Jesus loves Eliot Spitzer, and loves you and loves me. And we are called to have the same mind, to embrace suffering so that it can be redeemed. And that is true whether the suffering is deserved or not. We are called to have compassion for Eliot Spitzer as God does for him and for each one of us when we fall. There is nothing easy about such compassion, because it often goes against our gut instinct to feel betrayed and to dismiss him as having deserved what he got.
Well, he did deserve what he got, and so do we when we screw up, but thanks be to God Jesus died for him and died for us and loves him and loves us.
On to Gene Robinson, the Bishop of New Hampshire, a different kind of sufferer, one who did not bring suffering on himself (unless you believe that his accepting the office of bishop was itself a sinful act). Bishop Gene has known for a long time that he would not be fully invited to the Lambeth Conference, but he held out some hope that he could participate in a limited way in the spirit of the supposed “listening process” with gay and lesbian Anglicans to which the bishops committed themselves ten years ago. This week he learned that would not be possible in any way.
Not to put him too high on a pedestal, but Gene reacted, I believe, with “the same mind that was in Christ Jesus.” He felt alone and betrayed and had the instinct at first, he said, to find some way to run away from what was going on. So did Jesus, if you listened carefully to the story that we just heard. But he then summoned the strength within himself to walk through his suffering and to take the high road with his betrayers, urging his colleagues in our Episcopal Church’s House of Bishops to go and to carry with them his suffering, and, more importantly, the suffering of exclusion that is still the general lot of gay and lesbian people in our church.
How can he do that, not lash out with righteous anger at the hypocrisy and mean-spiritedness of the Church? Why doesn’t he call Archbishop of Canterbury Rowan Williams at best a coward and at worst a perpetrator of evil?
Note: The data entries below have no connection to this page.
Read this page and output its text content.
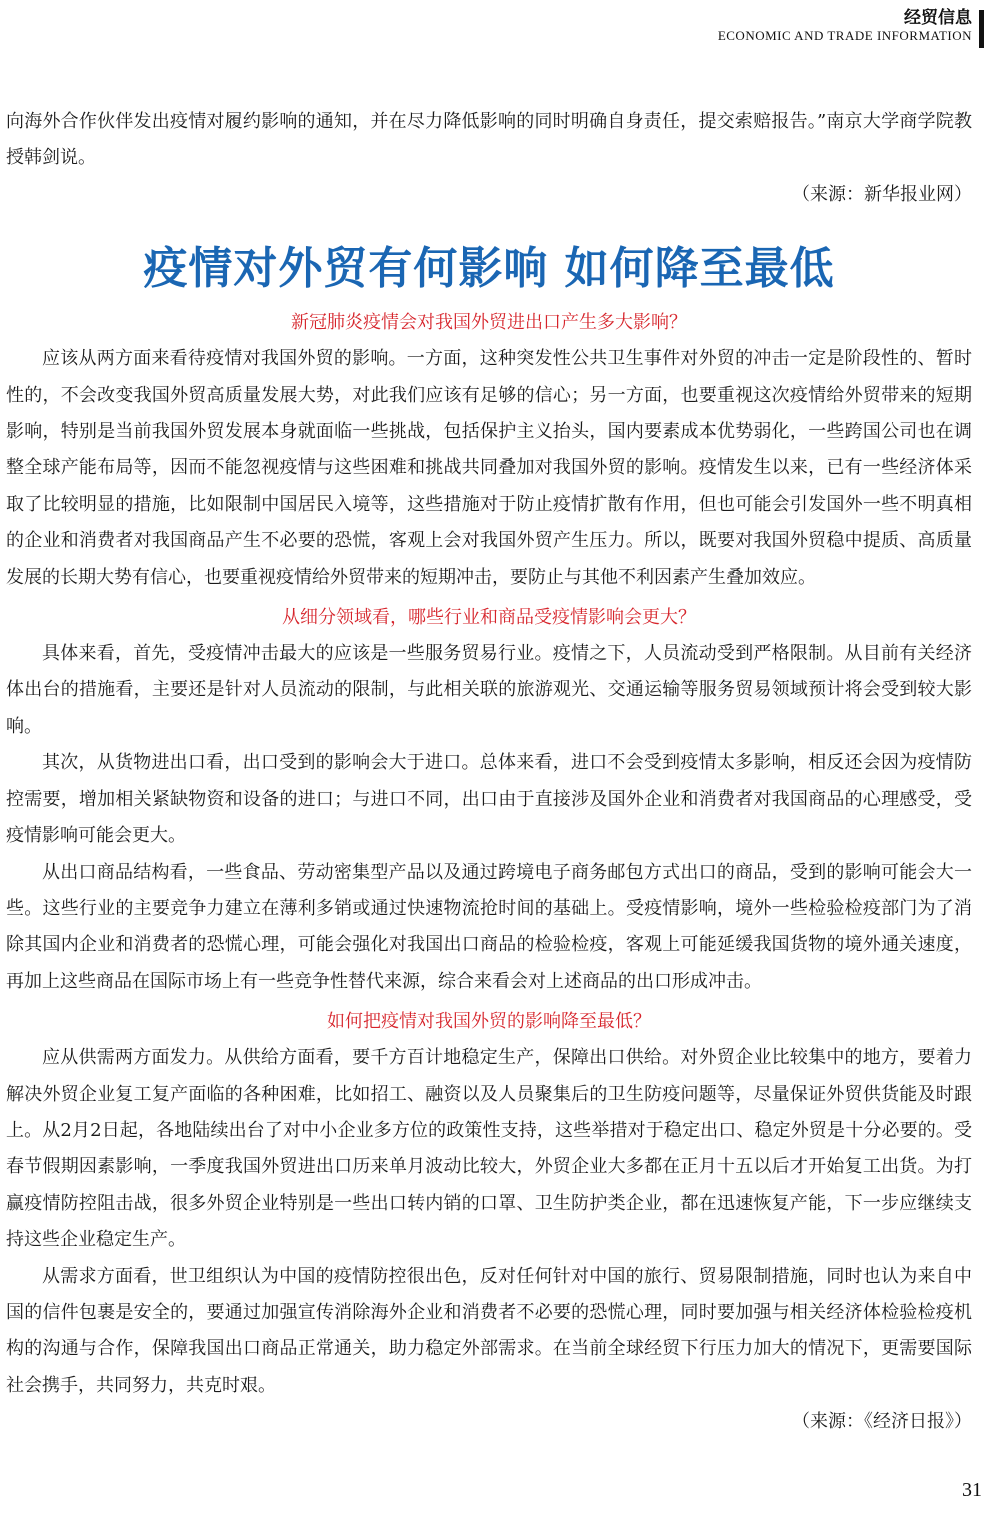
经贸信息
ECONOMIC AND TRADE INFORMATION

向海外合作伙伴发出疫情对履约影响的通知，并在尽力降低影响的同时明确自身责任，提交索赔报告。”南京大学商学院教授韩剑说。

（来源：新华报业网）

疫情对外贸有何影响 如何降至最低
新冠肺炎疫情会对我国外贸进出口产生多大影响？

应该从两方面来看待疫情对我国外贸的影响。一方面，这种突发性公共卫生事件对外贸的冲击一定是阶段性的、暂时性的，不会改变我国外贸高质量发展大势，对此我们应该有足够的信心；另一方面，也要重视这次疫情给外贸带来的短期影响，特别是当前我国外贸发展本身就面临一些挑战，包括保护主义抬头，国内要素成本优势弱化，一些跨国公司也在调整全球产能布局等，因而不能忽视疫情与这些困难和挑战共同叠加对我国外贸的影响。疫情发生以来，已有一些经济体采取了比较明显的措施，比如限制中国居民入境等，这些措施对于防止疫情扩散有作用，但也可能会引发国外一些不明真相的企业和消费者对我国商品产生不必要的恐慌，客观上会对我国外贸产生压力。所以，既要对我国外贸稳中提质、高质量发展的长期大势有信心，也要重视疫情给外贸带来的短期冲击，要防止与其他不利因素产生叠加效应。

从细分领域看，哪些行业和商品受疫情影响会更大？

具体来看，首先，受疫情冲击最大的应该是一些服务贸易行业。疫情之下，人员流动受到严格限制。从目前有关经济体出台的措施看，主要还是针对人员流动的限制，与此相关联的旅游观光、交通运输等服务贸易领域预计将会受到较大影响。

其次，从货物进出口看，出口受到的影响会大于进口。总体来看，进口不会受到疫情太多影响，相反还会因为疫情防控需要，增加相关紧缺物资和设备的进口；与进口不同，出口由于直接涉及国外企业和消费者对我国商品的心理感受，受疫情影响可能会更大。

从出口商品结构看，一些食品、劳动密集型产品以及通过跨境电子商务邮包方式出口的商品，受到的影响可能会大一些。这些行业的主要竞争力建立在薄利多销或通过快速物流抢时间的基础上。受疫情影响，境外一些检验检疫部门为了消除其国内企业和消费者的恐慌心理，可能会强化对我国出口商品的检验检疫，客观上可能延缓我国货物的境外通关速度，再加上这些商品在国际市场上有一些竞争性替代来源，综合来看会对上述商品的出口形成冲击。

如何把疫情对我国外贸的影响降至最低？

应从供需两方面发力。从供给方面看，要千方百计地稳定生产，保障出口供给。对外贸企业比较集中的地方，要着力解决外贸企业复工复产面临的各种困难，比如招工、融资以及人员聚集后的卫生防疫问题等，尽量保证外贸供货能及时跟上。从2月2日起，各地陆续出台了对中小企业多方位的政策性支持，这些举措对于稳定出口、稳定外贸是十分必要的。受春节假期因素影响，一季度我国外贸进出口历来单月波动比较大，外贸企业大多都在正月十五以后才开始复工出货。为打赢疫情防控阻击战，很多外贸企业特别是一些出口转内销的口罩、卫生防护类企业，都在迅速恢复产能，下一步应继续支持这些企业稳定生产。

从需求方面看，世卫组织认为中国的疫情防控很出色，反对任何针对中国的旅行、贸易限制措施，同时也认为来自中国的信件包裹是安全的，要通过加强宣传消除海外企业和消费者不必要的恐慌心理，同时要加强与相关经济体检验检疫机构的沟通与合作，保障我国出口商品正常通关，助力稳定外部需求。在当前全球经贸下行压力加大的情况下，更需要国际社会携手，共同努力，共克时艰。

（来源：《经济日报》）

31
Because he loves Jesus and he knows Jesus loves him and all those who stand against him. He is a living example of having the same mind that was in Christ Jesus.
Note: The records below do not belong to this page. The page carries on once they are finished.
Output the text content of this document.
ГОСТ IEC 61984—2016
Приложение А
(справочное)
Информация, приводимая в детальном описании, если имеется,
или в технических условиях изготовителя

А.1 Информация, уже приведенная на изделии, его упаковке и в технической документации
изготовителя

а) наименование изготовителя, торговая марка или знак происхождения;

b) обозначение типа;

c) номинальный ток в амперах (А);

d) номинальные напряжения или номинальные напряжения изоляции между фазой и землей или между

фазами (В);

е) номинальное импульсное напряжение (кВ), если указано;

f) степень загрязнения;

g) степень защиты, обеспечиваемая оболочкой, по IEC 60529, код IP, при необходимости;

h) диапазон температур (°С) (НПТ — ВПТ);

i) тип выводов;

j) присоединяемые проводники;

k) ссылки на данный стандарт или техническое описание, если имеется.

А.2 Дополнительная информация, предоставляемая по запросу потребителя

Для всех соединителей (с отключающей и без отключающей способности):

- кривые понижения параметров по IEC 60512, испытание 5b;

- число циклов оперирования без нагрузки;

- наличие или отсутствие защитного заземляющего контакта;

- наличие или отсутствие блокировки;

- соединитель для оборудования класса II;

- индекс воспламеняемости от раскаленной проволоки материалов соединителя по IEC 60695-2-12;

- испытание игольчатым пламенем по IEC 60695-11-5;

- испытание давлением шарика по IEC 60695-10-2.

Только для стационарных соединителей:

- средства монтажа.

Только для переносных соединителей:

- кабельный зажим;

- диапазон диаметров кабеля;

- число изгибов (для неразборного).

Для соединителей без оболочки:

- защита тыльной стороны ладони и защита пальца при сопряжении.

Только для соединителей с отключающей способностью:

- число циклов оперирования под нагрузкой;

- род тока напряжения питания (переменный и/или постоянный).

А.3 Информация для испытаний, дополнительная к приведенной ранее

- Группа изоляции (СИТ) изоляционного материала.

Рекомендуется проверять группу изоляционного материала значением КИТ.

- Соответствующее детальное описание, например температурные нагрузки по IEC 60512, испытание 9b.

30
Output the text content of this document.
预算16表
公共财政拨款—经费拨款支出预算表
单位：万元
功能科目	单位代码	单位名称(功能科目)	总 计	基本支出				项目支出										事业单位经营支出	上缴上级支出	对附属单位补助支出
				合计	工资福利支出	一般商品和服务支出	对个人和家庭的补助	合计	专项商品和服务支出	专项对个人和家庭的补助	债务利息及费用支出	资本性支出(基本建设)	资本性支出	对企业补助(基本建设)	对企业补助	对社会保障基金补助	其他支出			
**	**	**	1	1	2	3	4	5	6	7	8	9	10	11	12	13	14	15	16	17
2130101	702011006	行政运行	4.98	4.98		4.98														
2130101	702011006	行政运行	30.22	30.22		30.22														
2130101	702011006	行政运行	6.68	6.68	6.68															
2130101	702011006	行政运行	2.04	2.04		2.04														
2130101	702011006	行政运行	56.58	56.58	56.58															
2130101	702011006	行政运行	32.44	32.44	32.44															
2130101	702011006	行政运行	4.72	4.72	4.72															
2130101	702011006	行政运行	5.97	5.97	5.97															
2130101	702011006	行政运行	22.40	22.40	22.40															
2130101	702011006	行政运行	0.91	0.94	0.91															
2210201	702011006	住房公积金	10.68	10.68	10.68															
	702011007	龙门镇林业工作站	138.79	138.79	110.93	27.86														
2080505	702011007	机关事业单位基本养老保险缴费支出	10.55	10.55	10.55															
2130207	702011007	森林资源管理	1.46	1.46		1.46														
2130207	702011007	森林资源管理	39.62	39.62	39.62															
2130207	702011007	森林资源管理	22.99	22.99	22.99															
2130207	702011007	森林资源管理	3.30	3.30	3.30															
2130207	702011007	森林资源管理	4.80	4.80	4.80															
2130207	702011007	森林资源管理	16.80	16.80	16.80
Eliot Spitzer and Gene Robinson: they are two very different men with two very different stories. One brought suffering upon himself; one had it thrust upon him by others. Yet the message is the same: Jesus took both kinds of suffering, all suffering, to the cross with him and offered it to God even in the midst of his own sense of abandonment and betrayal.
The message is simple for all of us today: Jesus died to save Eliot Spitzer and Gene Robinson and Rowan Williams and you and me. We are all loved, sometimes inexplicably, sometimes obviously, by the God of the cross.
May we embrace and be embraced by this love for ever, no matter who we are, no matter what we do.